In embodiments, a service provider could offer to perform the processes described herein. In this case, the service provider can create, maintain, deploy, support, etc., the computer infrastructure that performs the process steps of the invention for one or more customers. These customers may be, for example, any business that uses technology. In return, the service provider can receive payment from the customer(s) under a subscription and/or fee agreement and/or the service provider can receive payment from the sale of advertising content to one or more third parties.

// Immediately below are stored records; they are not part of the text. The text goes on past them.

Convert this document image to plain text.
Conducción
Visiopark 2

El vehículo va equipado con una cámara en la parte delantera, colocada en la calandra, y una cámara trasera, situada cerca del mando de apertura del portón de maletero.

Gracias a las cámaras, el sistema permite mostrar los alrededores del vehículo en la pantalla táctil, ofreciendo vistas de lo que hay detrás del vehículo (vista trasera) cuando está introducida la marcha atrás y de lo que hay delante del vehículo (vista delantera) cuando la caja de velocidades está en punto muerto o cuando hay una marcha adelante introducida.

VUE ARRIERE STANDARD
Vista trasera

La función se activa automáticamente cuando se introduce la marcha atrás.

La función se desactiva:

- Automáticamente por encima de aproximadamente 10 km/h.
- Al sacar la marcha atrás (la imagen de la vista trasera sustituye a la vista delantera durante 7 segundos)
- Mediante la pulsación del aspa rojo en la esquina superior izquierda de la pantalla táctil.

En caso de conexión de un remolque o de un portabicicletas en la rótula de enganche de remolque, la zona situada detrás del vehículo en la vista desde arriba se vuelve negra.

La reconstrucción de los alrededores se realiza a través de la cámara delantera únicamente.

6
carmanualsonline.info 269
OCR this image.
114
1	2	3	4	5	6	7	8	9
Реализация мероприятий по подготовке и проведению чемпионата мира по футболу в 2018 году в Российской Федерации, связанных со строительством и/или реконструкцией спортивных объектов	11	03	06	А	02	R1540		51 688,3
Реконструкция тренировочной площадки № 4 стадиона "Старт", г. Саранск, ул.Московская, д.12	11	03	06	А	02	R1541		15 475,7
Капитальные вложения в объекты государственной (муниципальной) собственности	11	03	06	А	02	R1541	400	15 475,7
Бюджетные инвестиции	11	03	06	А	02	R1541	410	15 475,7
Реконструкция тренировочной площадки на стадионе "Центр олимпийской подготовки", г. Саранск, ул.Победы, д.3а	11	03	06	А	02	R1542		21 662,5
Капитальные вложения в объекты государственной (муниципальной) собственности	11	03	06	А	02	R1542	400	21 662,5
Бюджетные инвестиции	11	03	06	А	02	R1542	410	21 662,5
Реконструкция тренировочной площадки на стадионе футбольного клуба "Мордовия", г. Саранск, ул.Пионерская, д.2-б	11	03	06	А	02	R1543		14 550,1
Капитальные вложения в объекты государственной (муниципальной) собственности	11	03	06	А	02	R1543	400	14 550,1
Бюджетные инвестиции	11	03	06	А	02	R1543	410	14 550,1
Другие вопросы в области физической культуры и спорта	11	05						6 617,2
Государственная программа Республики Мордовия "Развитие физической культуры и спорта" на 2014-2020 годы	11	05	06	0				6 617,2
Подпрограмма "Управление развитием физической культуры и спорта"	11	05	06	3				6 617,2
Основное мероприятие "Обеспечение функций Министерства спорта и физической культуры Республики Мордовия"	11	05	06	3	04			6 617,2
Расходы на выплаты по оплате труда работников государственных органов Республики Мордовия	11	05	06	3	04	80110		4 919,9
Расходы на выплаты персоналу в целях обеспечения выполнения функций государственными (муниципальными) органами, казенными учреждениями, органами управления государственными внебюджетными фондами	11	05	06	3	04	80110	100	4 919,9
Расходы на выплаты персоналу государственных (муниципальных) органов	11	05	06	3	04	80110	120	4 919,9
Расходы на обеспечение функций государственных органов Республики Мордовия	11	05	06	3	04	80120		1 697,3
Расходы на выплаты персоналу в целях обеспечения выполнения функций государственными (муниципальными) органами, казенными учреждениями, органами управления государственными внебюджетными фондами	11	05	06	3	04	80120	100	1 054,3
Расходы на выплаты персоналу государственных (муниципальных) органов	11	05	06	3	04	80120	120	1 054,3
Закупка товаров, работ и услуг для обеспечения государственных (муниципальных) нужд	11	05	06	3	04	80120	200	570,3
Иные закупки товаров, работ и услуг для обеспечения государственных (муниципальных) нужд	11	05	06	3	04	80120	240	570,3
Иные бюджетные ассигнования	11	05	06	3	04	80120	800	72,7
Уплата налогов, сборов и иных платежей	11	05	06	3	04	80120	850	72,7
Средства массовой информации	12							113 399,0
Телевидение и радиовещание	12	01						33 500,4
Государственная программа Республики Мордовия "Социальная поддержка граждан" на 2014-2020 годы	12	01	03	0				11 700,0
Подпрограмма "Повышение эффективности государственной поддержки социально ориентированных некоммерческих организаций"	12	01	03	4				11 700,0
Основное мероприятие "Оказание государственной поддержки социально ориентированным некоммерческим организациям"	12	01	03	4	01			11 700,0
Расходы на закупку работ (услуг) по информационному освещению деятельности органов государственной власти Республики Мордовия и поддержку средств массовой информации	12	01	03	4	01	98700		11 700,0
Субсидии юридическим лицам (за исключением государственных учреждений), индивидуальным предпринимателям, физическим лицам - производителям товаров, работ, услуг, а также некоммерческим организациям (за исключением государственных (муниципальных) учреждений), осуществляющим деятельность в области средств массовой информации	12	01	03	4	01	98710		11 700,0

In still additional embodiments, the invention provides a computer-implemented method, via a network. In this case, a computer infrastructure, such as computer system/server12 (FIG.1), can be provided and one or more systems for performing the processes of the invention can be obtained (e.g., created, purchased, used, modified, etc.) and deployed to the computer infrastructure. To this extent, the deployment of a system can comprise one or more of: (1) installing program code on a computing device, such as computer system/server12 (as shown inFIG.1), from a computer-readable medium; (2) adding one or more computing devices to the computer infrastructure; and (3) incorporating and/or modifying one or more existing systems of the computer infrastructure to enable the computer infrastructure to perform the processes of the invention.
The descriptions of the various embodiments of the present invention have been presented for purposes of illustration, but are not intended to be exhaustive or limited to the embodiments disclosed. Many modifications and variations will be apparent to those of ordinary skill in the art without departing from the scope and spirit of the described embodiments. The terminology used herein was chosen to best explain the principles of the embodiments, the practical application or technical improvement over technologies found in the marketplace, or to enable others of ordinary skill in the art to understand the embodiments disclosed herein.